I made this based on the code from @asaelr:

typedef struct digitsArrayPlusNumber {
    uint32_t *baseAddress;
    uint32_t number;
} digitsArrayPlusNumber;

digitsArrayPlusNumber *splitDigits (uint32_t inValue) {
    // based on code from asaelr@stackoverflow.com

    uint32_t inputValue = inValue;

    //Count digits

    uint32_t theCount = 1;
    while (inputValue /= 10)
        theCount++;

    // put in array
    uint32_t *arr = malloc(sizeof(uint32_t) * theCount);
    uint32_t dig = theCount;
    while (dig--) {
        arr[dig]=inValue % 10;
        inValue /= 10;
        //  printf ("%d\n", arr[dig]);
    }

    digitsArrayPlusNumber *dandn = malloc (sizeof(digitsArrayPlusNumber));

    dandn->baseAddress = arr;
    dandn->number = theCount;

    return dandn;

}

int main(int argc, const char * argv[]) {


    for (int d = 0; d < splitDigits(12345678)->number; d++)
        printf ("%u\n", (splitDigits(12345678)->baseAddress)[d]);

}

It works quite well, thanks!

You can divide and conquer but you have rewrite all of arithmetic libraries.
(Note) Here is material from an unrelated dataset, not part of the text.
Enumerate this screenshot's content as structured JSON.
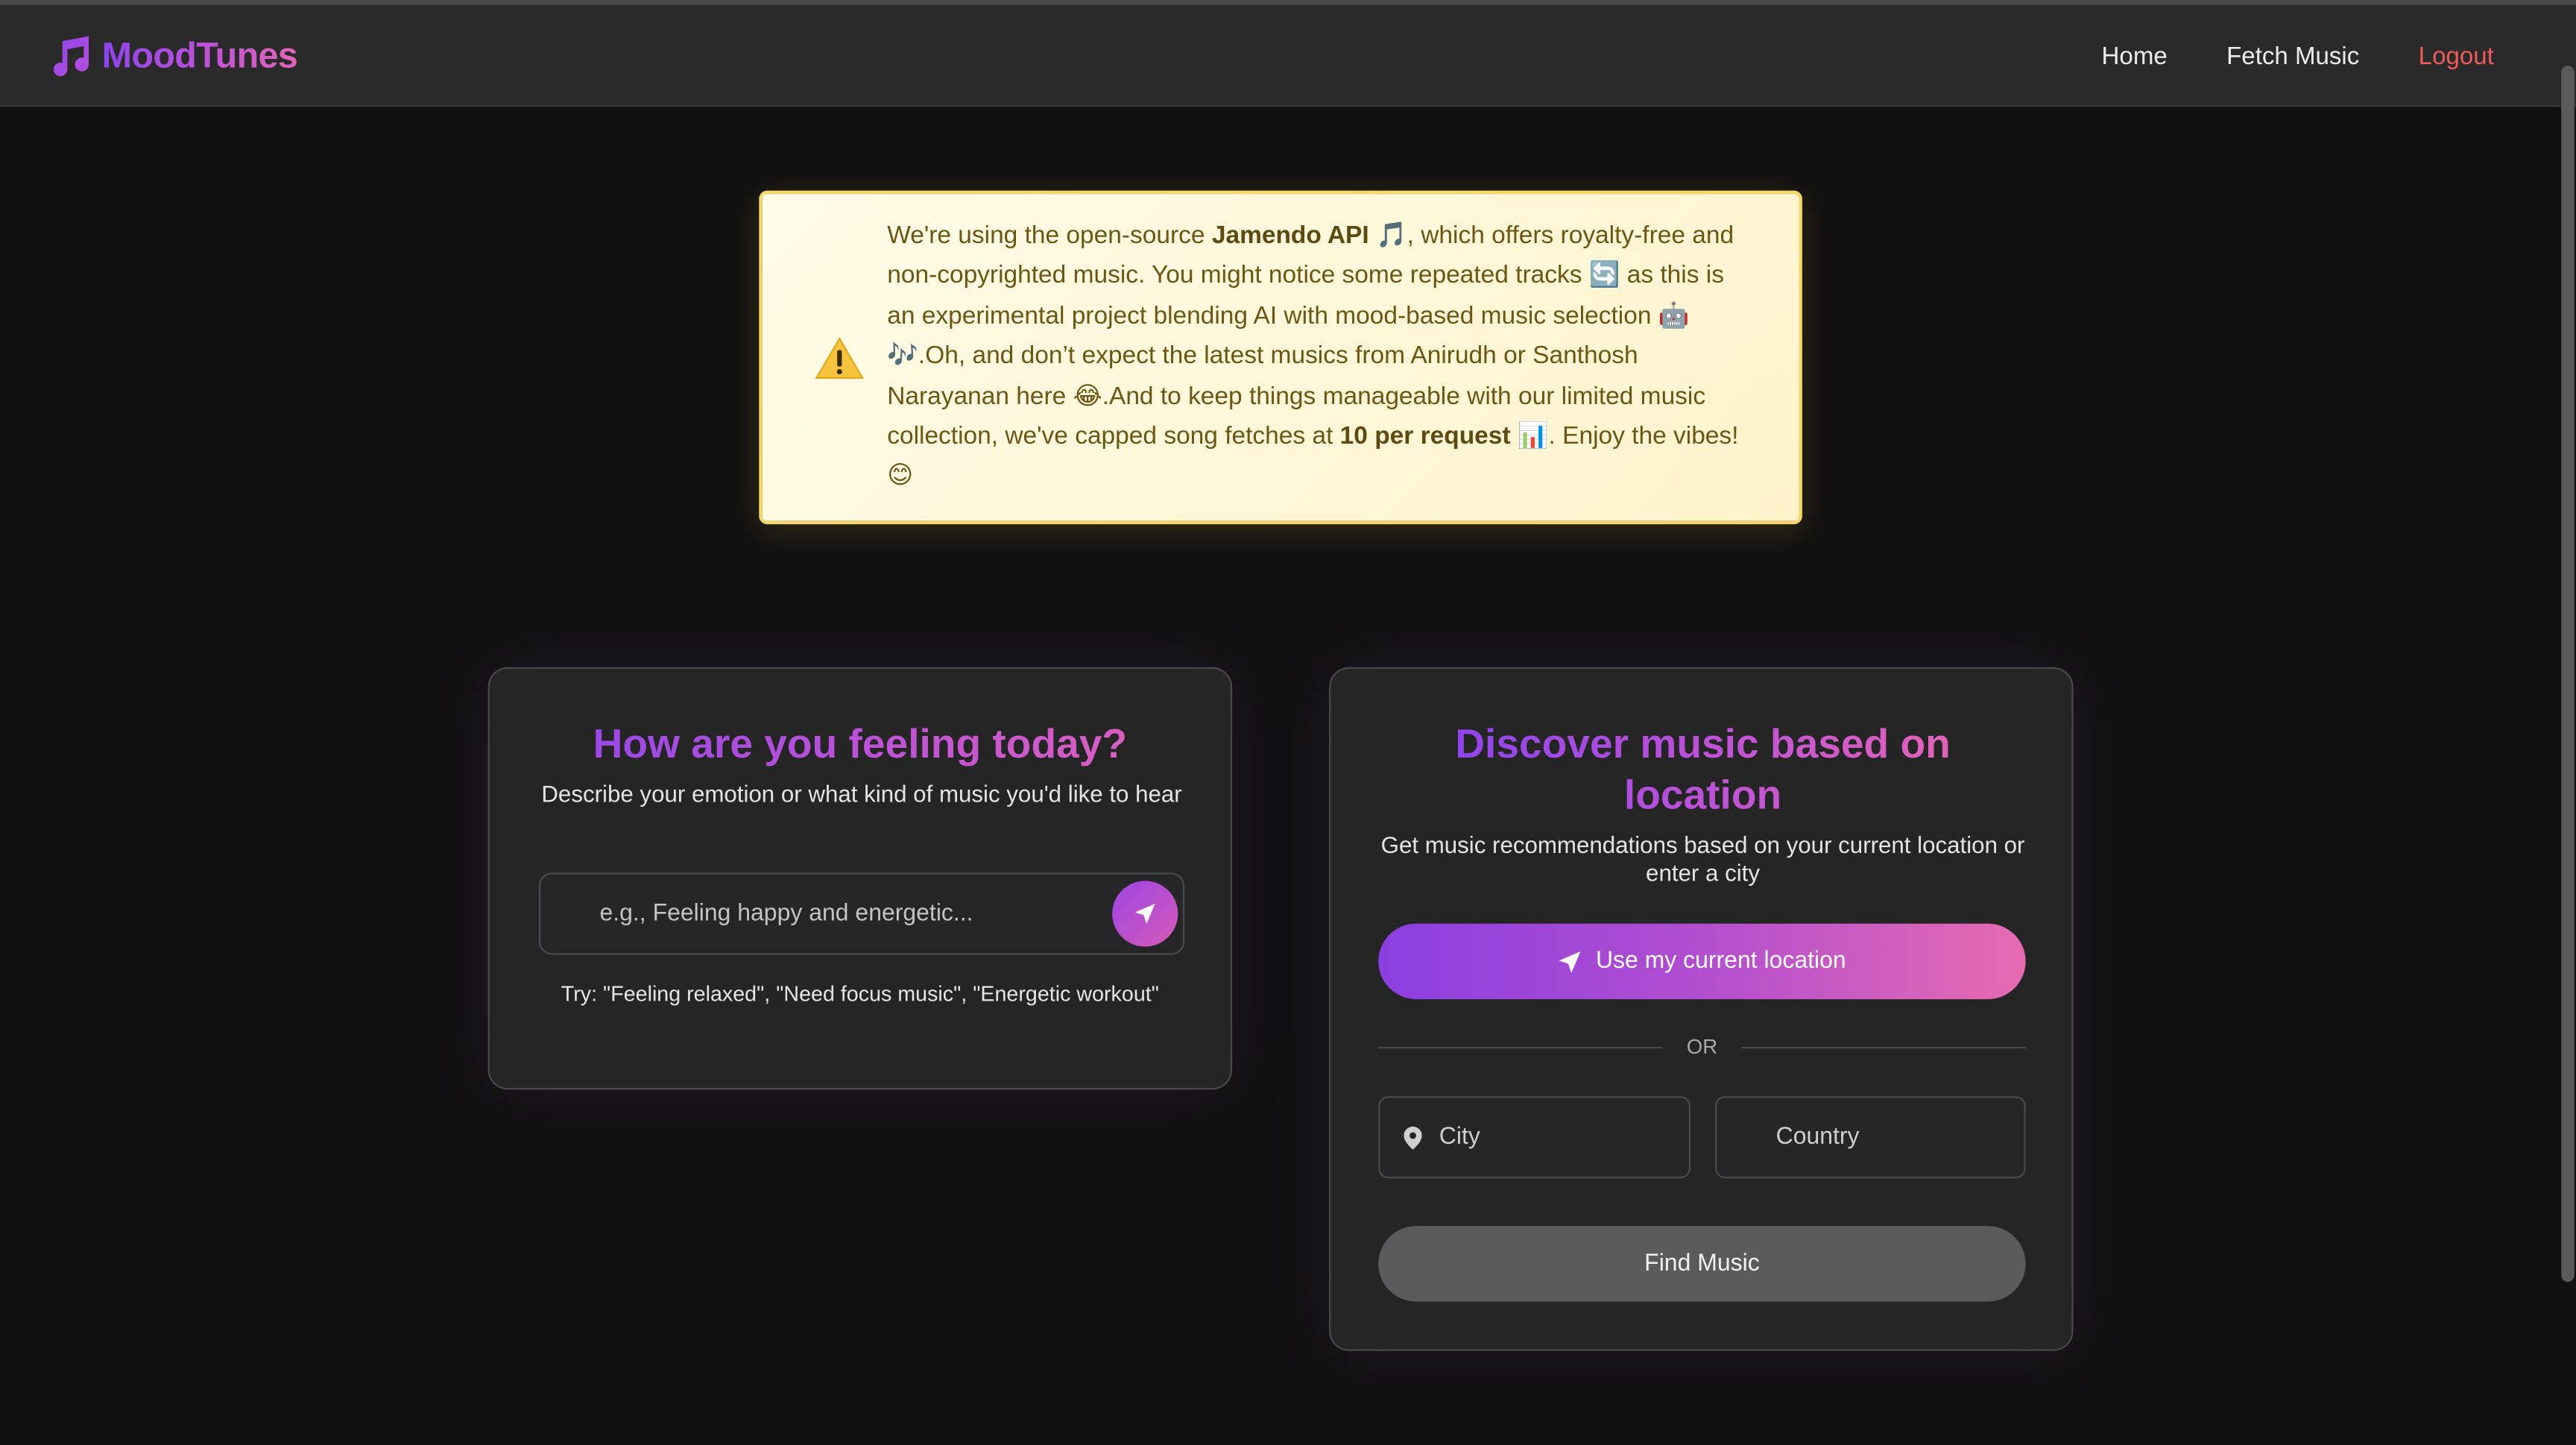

I suggest using a multi-precision library https://gmplib.org But of course it is good practice

int value = 123;
while (value > 0) {
 int digit = value % 10;
 // do something with digit
 value /= 10;
}

we can use this program as a function with 3 arguments.Here in "while(a++<2)", 2 is the number of digits you need(can give as one argument)replace 2 with no of digits you need. Here we can use "z/=pow(10,6)" if we don't need last certain digits ,replace 6 by the no of digits you don't need(can give as another argument),and the third argument is the number you need to break.

int main(){
long signed c=0,z,a=0,b=1,d=1;
scanf("%ld",&z);
while(a++<2){
       if(d++==1) 
       z/=pow(10,6);
       c+=(z%10)*b; 
       z/=10;
       b*=10;}
        return c;}

int l1; //123456 for example
scanf("%d",&l1);
char s[sizeof(l1)];
sprintf(s,"%5d",l1);'

//This will give you separate digits of the number in char format inside s[0],s[1] 
//and so on.

//If you want them in int format, declare a int array say int i[sizeof(l1)] and add 
//the following code

for(int c=1;c<=sizeof(l1);c++){
i[c] = s[c] - '0';
} 

//Now i[0], i[1] etc will have the digits in int format

The last digits of 123 is 123 % 10. You can drop the last digit of 123 by doing 123/10 -- using integer division this will give you 12. To answer your question about "how do I know how many digits you have" -- try doing it as described above and you will see how to know when to stop.